Desde este punto de vista, creo que tenemos un saldo a favor de las consideraciones éticas sobre las reglas que rigen la acción política. El realismo puede presentarnos una gama fascinante de opciones estratégicas para conquistar el poder, pero si necesitamos movilizar a la ciudadanía como supone la política democrática requerimos mucho más que razones estratégicas. Necesitamos razones que conmuevan la conciencia e inspiren corazones. En otras palabras, necesitamos razones morales. Si el gran público es el único recurso para enfrentar autocracias, no hay que desestimar ni soslayar la crítica moral contra las «reglas autocráticas», ni mucho menos la comprensión y la justificación moral de las reglas democráticas. Solo la persuasión pública por la obligación política a las reglas democráticas otorga esa sensación de consistencia e integridad moral que estimula la adhesión masiva de principios y valores de la democracia, más aún cuando estamos ante la repulsión que nos producen las autocracias de corte socialista, caracterizadas por la pauperización y envilecimiento de la vida humana.

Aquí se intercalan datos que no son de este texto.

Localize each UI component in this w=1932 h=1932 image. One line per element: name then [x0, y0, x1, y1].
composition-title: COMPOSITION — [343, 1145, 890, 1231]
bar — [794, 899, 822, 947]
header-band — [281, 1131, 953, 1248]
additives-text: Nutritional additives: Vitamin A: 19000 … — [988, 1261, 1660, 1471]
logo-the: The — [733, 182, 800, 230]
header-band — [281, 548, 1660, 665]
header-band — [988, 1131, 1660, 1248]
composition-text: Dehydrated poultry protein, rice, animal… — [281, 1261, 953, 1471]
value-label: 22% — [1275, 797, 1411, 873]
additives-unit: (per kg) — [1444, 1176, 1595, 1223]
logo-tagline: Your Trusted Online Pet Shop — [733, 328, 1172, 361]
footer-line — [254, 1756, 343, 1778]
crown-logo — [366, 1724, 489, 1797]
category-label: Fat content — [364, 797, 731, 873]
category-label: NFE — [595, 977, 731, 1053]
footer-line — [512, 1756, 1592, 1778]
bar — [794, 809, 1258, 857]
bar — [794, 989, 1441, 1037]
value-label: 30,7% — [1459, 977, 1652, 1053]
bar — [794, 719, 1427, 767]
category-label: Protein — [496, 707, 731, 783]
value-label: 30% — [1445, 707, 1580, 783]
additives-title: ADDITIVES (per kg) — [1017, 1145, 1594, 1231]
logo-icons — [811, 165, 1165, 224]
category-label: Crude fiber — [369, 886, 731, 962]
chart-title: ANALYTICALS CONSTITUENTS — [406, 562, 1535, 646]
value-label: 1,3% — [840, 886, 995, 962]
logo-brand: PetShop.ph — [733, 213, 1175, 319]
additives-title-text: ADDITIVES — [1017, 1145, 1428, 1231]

Los realistas políticos deben entender que en nuestra era ya no es posible contratar condottieri para que derroquen tiranos o defiendan plazas, ni tampoco pretender que la gente se comportará con la disciplina militar de una soldadesca que sigue a su capitán «porque es astuto y sabe lo que hace». El secreto democrático de las reglas es que el gran público se alinea en una acción política cuando quedó persuadido de la regla que le hace comprender y justificar esa acción. Más aún cuando le toca enfrentar tiranías. Estar consciente de ese secreto y manejar el arte de esa persuasión son cualidades inherentes del liderazgo democrático. Un liderazgo y unos atributos que merecen un tratamiento aparte.
[1] Maquiavelo, N.: De Principatibus, Trillas, México (Ed. Bilingüe), 1993, p. 79.
[2] Cfr. Russo, L.: Machiavelli, Laterza & Figli, Bari, 1949, p. 57, n.186.
[3] Bovero, M.: Una gramática de la democracia, Trotta, Madrid, 2002, p. 15.
[4] Cfr. Aristóteles: Política, Libro I, 1252a 1-7.
[5] Hobbes, Th.: Leviathan, Collins-Fontana, Glasgow (Edt. John Plamenatz), p. 171.
[6] Hobbes, op. cit., p. 145.
[7] Hobbes, op. cit., p. 157.
[8] Macpherson, C.B.: La teoría política del individualismo posesivo. De Hobbes a Locke, Trotta, Madrid, 2005, p. 83.